Not Thine the bigot's partial plea,

Not Thine the zealot's ban;

Thou well canst spare a love of Thee

Which ends in hate of man.

Whittier.

Luke Raeburn was the son of a Scotch clergyman of the Episcopal Church. His history, though familiar to his own followers and to them more powerfully convincing than many arguments against modern Christianity, was not generally known. The orthodox were apt to content themselves with shuddering at the mention of his name; very few troubled themselves to think or inquire how this man had been driven into atheism. Had they done so they might, perhaps, have treated him more considerately, at any rate they must have learned that the much-disliked prophet of atheism was the most disinterested of men, one who had the courage of his opinions, a man of fearless honesty.

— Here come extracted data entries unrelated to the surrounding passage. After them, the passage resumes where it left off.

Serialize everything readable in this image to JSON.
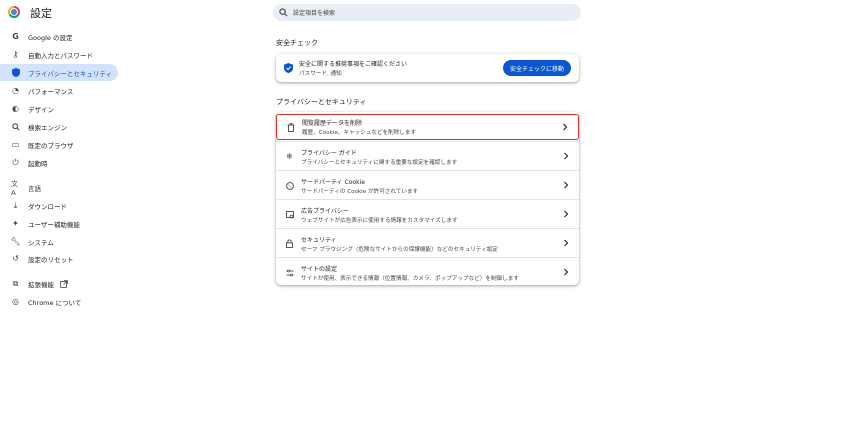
{
  "app": {
    "title": "設定"
  },
  "search": {
    "placeholder": "設定項目を検索"
  },
  "sidebar": {
    "items": [
      {
        "label": "Google の設定",
        "icon": "google-g-icon"
      },
      {
        "label": "自動入力とパスワード",
        "icon": "key-icon"
      },
      {
        "label": "プライバシーとセキュリティ",
        "icon": "shield-icon",
        "active": true
      },
      {
        "label": "パフォーマンス",
        "icon": "speedometer-icon"
      },
      {
        "label": "デザイン",
        "icon": "palette-icon"
      },
      {
        "label": "検索エンジン",
        "icon": "search-icon"
      },
      {
        "label": "既定のブラウザ",
        "icon": "browser-window-icon"
      },
      {
        "label": "起動時",
        "icon": "power-icon"
      },
      {
        "label": "言語",
        "icon": "translate-icon"
      },
      {
        "label": "ダウンロード",
        "icon": "download-icon"
      },
      {
        "label": "ユーザー補助機能",
        "icon": "accessibility-icon"
      },
      {
        "label": "システム",
        "icon": "wrench-icon"
      },
      {
        "label": "設定のリセット",
        "icon": "reset-icon"
      },
      {
        "label": "拡張機能",
        "icon": "puzzle-icon"
      },
      {
        "label": "Chrome について",
        "icon": "chrome-icon"
      }
    ]
  },
  "safety": {
    "section_title": "安全チェック",
    "title": "安全に関する推奨事項をご確認ください",
    "subtitle": "パスワード, 通知",
    "button_label": "安全チェックに移動"
  },
  "privacy": {
    "section_title": "プライバシーとセキュリティ",
    "rows": [
      {
        "title": "閲覧履歴データを削除",
        "subtitle": "履歴、Cookie、キャッシュなどを削除します",
        "icon": "trash-icon"
      },
      {
        "title": "プライバシー ガイド",
        "subtitle": "プライバシーとセキュリティに関する重要な設定を確認します",
        "icon": "guide-icon"
      },
      {
        "title": "サードパーティ Cookie",
        "subtitle": "サードパーティの Cookie が許可されています",
        "icon": "cookie-icon"
      },
      {
        "title": "広告プライバシー",
        "subtitle": "ウェブサイトが広告表示に使用する情報をカスタマイズします",
        "icon": "ad-privacy-icon"
      },
      {
        "title": "セキュリティ",
        "subtitle": "セーフ ブラウジング（危険なサイトからの保護機能）などのセキュリティ設定",
        "icon": "lock-icon"
      },
      {
        "title": "サイトの設定",
        "subtitle": "サイトが使用、表示できる情報（位置情報、カメラ、ポップアップなど）を制御します",
        "icon": "sliders-icon"
      }
    ]
  },
  "colors": {
    "accent": "#0b57d0",
    "active_bg": "#d3e3fd",
    "highlight": "#d93025"
  }
}
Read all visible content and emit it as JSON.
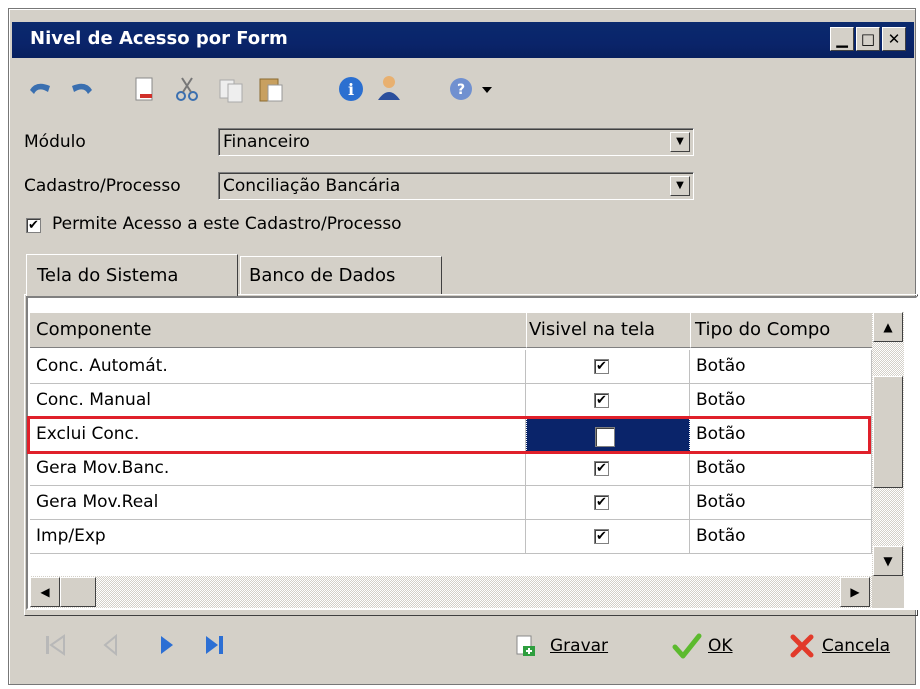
{
  "window": {
    "title": "Nivel de Acesso por Form"
  },
  "title_buttons": {
    "minimize": "_",
    "maximize": "□",
    "close": "X"
  },
  "toolbar": {
    "items": [
      "undo-icon",
      "redo-icon",
      "new-document-icon",
      "cut-icon",
      "copy-icon",
      "paste-icon",
      "info-icon",
      "user-icon",
      "help-icon",
      "dropdown-arrow-icon"
    ]
  },
  "form": {
    "modulo_label": "Módulo",
    "modulo_value": "Financeiro",
    "cadastro_label": "Cadastro/Processo",
    "cadastro_value": "Conciliação Bancária",
    "permite_label": "Permite Acesso a este Cadastro/Processo",
    "permite_checked": true
  },
  "tabs": [
    "Tela do Sistema",
    "Banco de Dados"
  ],
  "grid": {
    "columns": [
      "Componente",
      "Visivel na tela",
      "Tipo do Compo"
    ],
    "rows": [
      {
        "componente": "Conc. Automát.",
        "visivel": true,
        "tipo": "Botão"
      },
      {
        "componente": "Conc. Manual",
        "visivel": true,
        "tipo": "Botão"
      },
      {
        "componente": "Exclui Conc.",
        "visivel": false,
        "tipo": "Botão"
      },
      {
        "componente": "Gera Mov.Banc.",
        "visivel": true,
        "tipo": "Botão"
      },
      {
        "componente": "Gera Mov.Real",
        "visivel": true,
        "tipo": "Botão"
      },
      {
        "componente": "Imp/Exp",
        "visivel": true,
        "tipo": "Botão"
      }
    ],
    "selected_row": 2
  },
  "actions": {
    "gravar": "Gravar",
    "ok": "OK",
    "cancela": "Cancela"
  },
  "colors": {
    "title_bg": "#0a246a",
    "selection": "#0a246a",
    "highlight_border": "#e0202a",
    "window_bg": "#d4d0c8"
  }
}
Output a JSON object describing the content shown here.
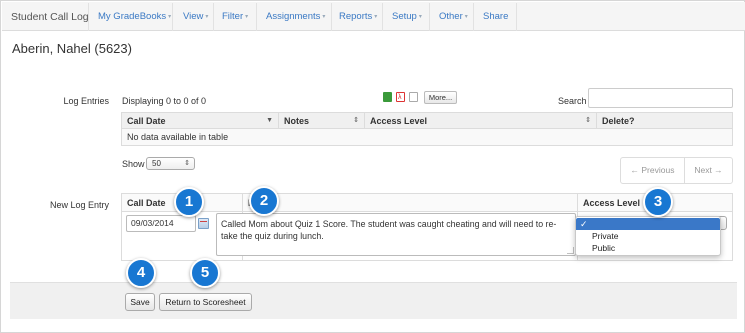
{
  "nav": {
    "brand": "Student Call Log",
    "items": [
      {
        "label": "My GradeBooks",
        "caret": "▾"
      },
      {
        "label": "View",
        "caret": "▾"
      },
      {
        "label": "Filter",
        "caret": "▾"
      },
      {
        "label": "Assignments",
        "caret": "▾"
      },
      {
        "label": "Reports",
        "caret": "▾"
      },
      {
        "label": "Setup",
        "caret": "▾"
      },
      {
        "label": "Other",
        "caret": "▾"
      },
      {
        "label": "Share",
        "caret": ""
      }
    ]
  },
  "page": {
    "title": "Aberin, Nahel (5623)"
  },
  "log_entries": {
    "label": "Log Entries",
    "displaying": "Displaying 0 to 0 of 0",
    "more_label": "More...",
    "search_label": "Search",
    "search_value": "",
    "columns": [
      "Call Date",
      "Notes",
      "Access Level",
      "Delete?"
    ],
    "empty_text": "No data available in table",
    "show_label": "Show",
    "show_value": "50",
    "prev_label": "← Previous",
    "next_label": "Next →",
    "export_icons": [
      "excel-icon",
      "pdf-icon",
      "document-icon"
    ]
  },
  "new_entry": {
    "label": "New Log Entry",
    "columns": [
      "Call Date",
      "Notes",
      "Access Level"
    ],
    "date_value": "09/03/2014",
    "notes_value": "Called Mom about Quiz 1 Score. The student was caught cheating and will need to re-take the quiz during lunch.",
    "access_options": [
      "",
      "Private",
      "Public"
    ],
    "access_check": "✓"
  },
  "actions": {
    "save_label": "Save",
    "return_label": "Return to Scoresheet"
  },
  "callouts": [
    "1",
    "2",
    "3",
    "4",
    "5"
  ],
  "colors": {
    "accent": "#1877d2",
    "link": "#3a79c4",
    "dropdown_selected": "#3a78c8"
  }
}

Raeburn had lost his mother very early; his father, a well-to-do man, had held for many years a small living in the west of Scotland. He was rather a clever man, but one-sided and bigoted; cold-hearted, too, and caring very little for his children. Of Luke, however, he was, in his peculiar fashion, very proud, for at an early age the boy showed signs of genius. The father was no great worker; though shrewd and clever, he had no ambition, and was quietly content to live out his life in the retired little parsonage where, with no parish to trouble him, and a small and unexacting congregation on Sundays, he could do pretty much as he pleased. But for his son he was ambitious. Ever since his sixteenth year—when, at a public meeting the boy had, to the astonishment of every one, suddenly sprung to his feet and contradicted a false statement made by a great landowner as to the condition of the cottages on his estate—the father had foreseen future triumphs for his son. For the speech, though unpremeditated, was marvelously clever, and there was a power in it not to be accounted for by a certain ring of indignation; it was the speech of a future orator.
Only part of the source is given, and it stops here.